Megaupload.com’s founder was ordered by a New Zealand judge to remain in jail, three days after the U.S. shut down the file-sharing website and police arrested him in his mansion, seizing luxury cars, guns and art.
Kim Dotcom, the website’s German founder who legally changed his name from Schmitz, was remanded to Jan. 25, when the judge is scheduled to rule on his bail request, a court official said by telephone. Dotcom and three other men appeared in court in Albany, a suburb of Auckland, on U.S. charges.
The impact of seizure and complete block out of megaupload.com has shown ripple effect on other sites. Sites like filesonic have stopped sharing (file downloads) with non-regiatered/non-owners of files. And upload.to has banned access to US people to dodge any copyright infringement enquiry. Infact fielsonic has posted this message on its home page
“All sharing functionality on FileSonic is now disabled.
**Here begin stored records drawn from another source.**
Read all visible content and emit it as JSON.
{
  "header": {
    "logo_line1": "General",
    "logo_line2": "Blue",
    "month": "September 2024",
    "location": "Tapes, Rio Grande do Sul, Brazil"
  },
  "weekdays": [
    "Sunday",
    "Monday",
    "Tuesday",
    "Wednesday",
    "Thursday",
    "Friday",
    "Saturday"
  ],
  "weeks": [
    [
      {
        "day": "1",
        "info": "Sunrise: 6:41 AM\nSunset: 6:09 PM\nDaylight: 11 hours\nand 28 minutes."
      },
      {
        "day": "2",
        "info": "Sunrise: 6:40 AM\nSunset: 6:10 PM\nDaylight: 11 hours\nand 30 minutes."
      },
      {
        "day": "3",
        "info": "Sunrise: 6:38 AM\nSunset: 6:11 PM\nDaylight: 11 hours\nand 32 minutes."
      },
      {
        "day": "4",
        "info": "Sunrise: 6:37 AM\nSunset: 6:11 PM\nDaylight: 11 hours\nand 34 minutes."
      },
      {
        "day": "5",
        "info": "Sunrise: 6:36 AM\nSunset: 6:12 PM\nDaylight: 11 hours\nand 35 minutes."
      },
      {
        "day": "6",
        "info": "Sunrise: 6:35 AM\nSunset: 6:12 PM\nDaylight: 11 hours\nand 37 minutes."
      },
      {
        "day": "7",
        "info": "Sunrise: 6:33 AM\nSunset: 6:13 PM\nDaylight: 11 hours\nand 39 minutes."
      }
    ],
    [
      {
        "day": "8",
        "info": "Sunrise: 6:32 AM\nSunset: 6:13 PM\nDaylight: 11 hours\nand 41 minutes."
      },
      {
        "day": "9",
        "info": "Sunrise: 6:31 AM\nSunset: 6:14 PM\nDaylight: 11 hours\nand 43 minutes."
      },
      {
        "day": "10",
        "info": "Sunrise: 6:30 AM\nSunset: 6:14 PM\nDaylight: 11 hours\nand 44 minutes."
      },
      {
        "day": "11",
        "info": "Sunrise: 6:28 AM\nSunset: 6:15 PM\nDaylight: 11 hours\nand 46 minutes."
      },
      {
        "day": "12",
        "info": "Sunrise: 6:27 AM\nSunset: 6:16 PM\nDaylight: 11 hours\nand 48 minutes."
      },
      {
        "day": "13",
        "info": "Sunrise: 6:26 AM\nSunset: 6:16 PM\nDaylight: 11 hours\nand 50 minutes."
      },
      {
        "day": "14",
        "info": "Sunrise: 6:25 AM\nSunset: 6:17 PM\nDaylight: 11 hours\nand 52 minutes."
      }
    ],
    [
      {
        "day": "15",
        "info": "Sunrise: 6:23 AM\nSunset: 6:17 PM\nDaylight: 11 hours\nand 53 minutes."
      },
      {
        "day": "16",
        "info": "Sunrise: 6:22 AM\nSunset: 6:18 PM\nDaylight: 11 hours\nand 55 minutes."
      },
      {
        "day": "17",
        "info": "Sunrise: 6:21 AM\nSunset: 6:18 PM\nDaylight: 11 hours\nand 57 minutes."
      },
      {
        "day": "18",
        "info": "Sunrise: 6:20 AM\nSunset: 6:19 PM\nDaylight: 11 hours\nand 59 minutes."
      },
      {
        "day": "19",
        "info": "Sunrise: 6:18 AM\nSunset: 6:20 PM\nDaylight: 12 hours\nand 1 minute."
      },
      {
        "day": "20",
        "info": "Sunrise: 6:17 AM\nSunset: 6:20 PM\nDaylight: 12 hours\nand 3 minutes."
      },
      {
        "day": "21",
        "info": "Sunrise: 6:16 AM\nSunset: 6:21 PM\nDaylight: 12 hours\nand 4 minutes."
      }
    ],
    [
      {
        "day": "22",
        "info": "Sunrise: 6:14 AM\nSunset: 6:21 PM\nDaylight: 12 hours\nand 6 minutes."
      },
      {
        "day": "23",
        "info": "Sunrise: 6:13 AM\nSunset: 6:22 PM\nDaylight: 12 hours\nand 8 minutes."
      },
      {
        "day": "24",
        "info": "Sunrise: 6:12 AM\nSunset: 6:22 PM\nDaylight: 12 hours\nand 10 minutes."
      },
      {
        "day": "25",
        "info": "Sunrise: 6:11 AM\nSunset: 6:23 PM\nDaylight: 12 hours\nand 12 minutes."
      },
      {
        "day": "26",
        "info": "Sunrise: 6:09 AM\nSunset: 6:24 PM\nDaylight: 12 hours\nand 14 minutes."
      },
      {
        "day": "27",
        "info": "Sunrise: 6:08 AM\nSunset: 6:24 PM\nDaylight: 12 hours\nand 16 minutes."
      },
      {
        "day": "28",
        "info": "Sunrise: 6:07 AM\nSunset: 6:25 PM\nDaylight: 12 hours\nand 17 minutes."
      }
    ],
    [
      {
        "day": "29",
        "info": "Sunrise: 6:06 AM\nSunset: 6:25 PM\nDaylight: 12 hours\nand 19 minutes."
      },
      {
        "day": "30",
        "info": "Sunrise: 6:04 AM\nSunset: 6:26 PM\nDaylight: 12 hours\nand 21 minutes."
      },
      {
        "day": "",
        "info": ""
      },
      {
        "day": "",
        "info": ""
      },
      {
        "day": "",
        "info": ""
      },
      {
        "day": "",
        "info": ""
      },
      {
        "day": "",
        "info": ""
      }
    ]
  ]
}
Our service can only be used to upload and retrieve files that you have uploaded personally.”
Some activists are voicing out this as an attack on internet freedom and calling it as a high alert alarm on the future of cloud computing.
One such forum Anonymous (their self description goes: One self-description is: We are Anonymous. We are Legion. We do not forgive. We do not forget. Expect us) released a statement on Pastebin.com accepting responsibility of the mass attacks on websites including those of RIAA, MPAA, BMI, FBI, and others.
Though there are mixed reactions from software developers, producers and movie fraternity on the sudden (but closely watched by anti-piracy detectives ) seizure of megaupload.com.
The stats of megaupload was pretty impressive that any webmaster would vye for:
- Registered Members: 180,000,000
- Unique visitors: 81,000,000
- Page Views (when existed): >1,000,000,000
- Visitors per day: 50,000,000
- Reach: 4% of overall internet
- Closest Competitors (may be present gainers): rapidshare, filesonic. mediafire
When live, megaupload was positioned as the 13th most visited site on the Internet. When this article was written at that time its position dropped to 72 at alexa.com, may be in few months it might not even feature in alexa.com top million list.
It might be just initial days of horror for file sharing sites that might not get prolonged. Internet is such huge (remember it supersedes any country in the world as the largest place for its citizens relevantly termed netizens) that its virtuality and sharing strength cannot be controlled by single government or even syndicates of several departments. Sharing is here to stay and survive since that’s what made human race gain knowledge and pass it on the next generation. Our success lies on it.